Image quality and delivery time prompted open side’s expulsion. For Winkler, even with its limitations, the open-sided MRI had a place in the market before more advanced technology topped its capabilities.
An MRI machine’s capabilities are measured by the strength of its magnet. The industry standard for the past several years has been the 1.5 tesla for closed and anywhere from 0.3 to 1.2 for most open-sided MRIs. Today, some open-sided MRI models that have a 1.5 rating.
But advances in technology turned magnet strength up a notch some years back with closed magnets heading upwards to a 3 tesla rating, doubling the highest strength available.
The most important thing to some patients, however, is comfort. Some claustrophobic patients still choose open-sided technology because there is less of a sense of being closed in. Most MRI scanners required patients be sent down a long tube which was also closed from the back, but open-sided scanners allowed the patient freedom from each side while a giant magnet sat above them. The open-sided scanners also aided obese people who couldn’t manage a closed MRI’s tight fit.
One alternative on the market today in Las Vegas is the upright MRI. The technology is another form of an open magnet with some twists and turns.
Lake Mead Radiology MRI technician Steven Torres, who works with the technology daily, said the unit has capabilities that surpass its closed-magnet rivals.
“When you’re in the upright, it kind of pushes (the spine) down so you can see the compression, but when you’re laying down in other MRIs, it’s relaxed,” Torres said. “I like this one compared to others because it shows the action actually happening.”
Torres said the scanner can pick things up that other scanners can’t. The scan times are a bit longer than the 3T models of today — taking 15 to 20 minutes verses a two-minute window, and the magnet strength is a 0.6 tesla.
Keith Mosley, Desert Radiologists imaging facility manager, said he sends patients to Lake Mead Radiologists who would have trouble in a traditional scan because they “have some specific challenges with lying flat on their back.”
The machine accommodates the impaired users by allowing them to go onto the machine lying flat on their stomach. Torres also pointed to the upright machine’s other patient comforts.
“You’re sitting down watching a movie instead of just listening to music,” Torres said.
With the advent of the wide-bore units, with shorter, wider tunnels, Mosley said 95 percent of patients are able to overcome their fears of being in a tight space. Winkler noted that his newest 3T will have a 70 centimeter bore, an increase from some bores that were traditionally only 60 centimeters in diameter.
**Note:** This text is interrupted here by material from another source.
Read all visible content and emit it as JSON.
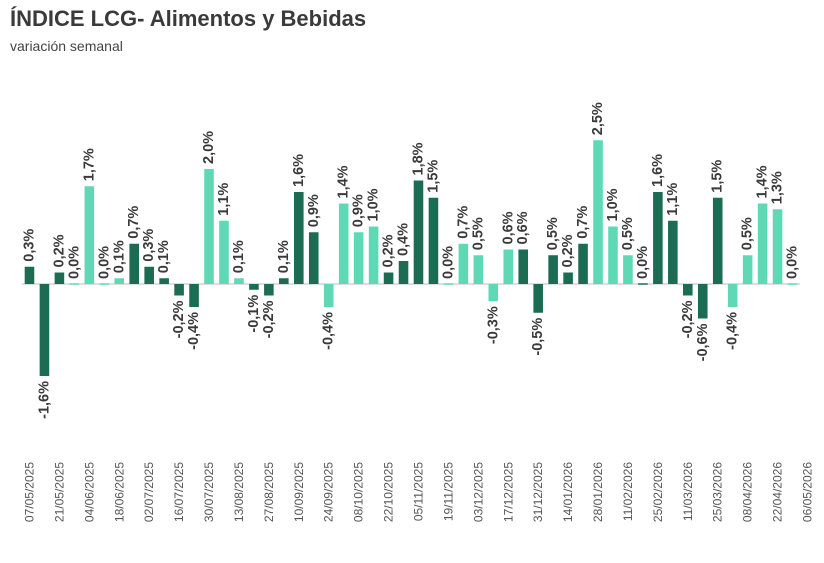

At Desert Radiologists, Mosley concurs with Winkler about open-sided MRIs’ quality.
“We at Desert Radiologists do not prefer that imaging technology,” Mosley said. “We don’t feel it gives us the best image quality.”
On the closed-MRI side, other tactics such as playing music to drown out the incredibly loud noise some MRI units make. But Winkler says modern 3T MRIs are much quieter than previous versions.
Steinberg diagnostic’s newest 3T MRI machine – being installed at the new location at 800 Shadow Lane — will have this capability. That imaging center is to open July 7.
Private imaging centers aren’t the only entities that favor using the closed-style magnets. University Medical Center imaging director Chris Jones said the hospital uses the closed style 1.5T MRI machines. He added that the industry standard is changing, saying that many organizations are switching to the 3T.
“Certainly from the radiology side, I think they like the 3T, to read films from there, just with the better image quality,” Jones said. “If you get a little better image quality with the closed bore, that’s what you would want to do,” Jones said. “In a hospital setting, we can actually give them sedation to get them through that.”
Some outpatient facilities also offer this service.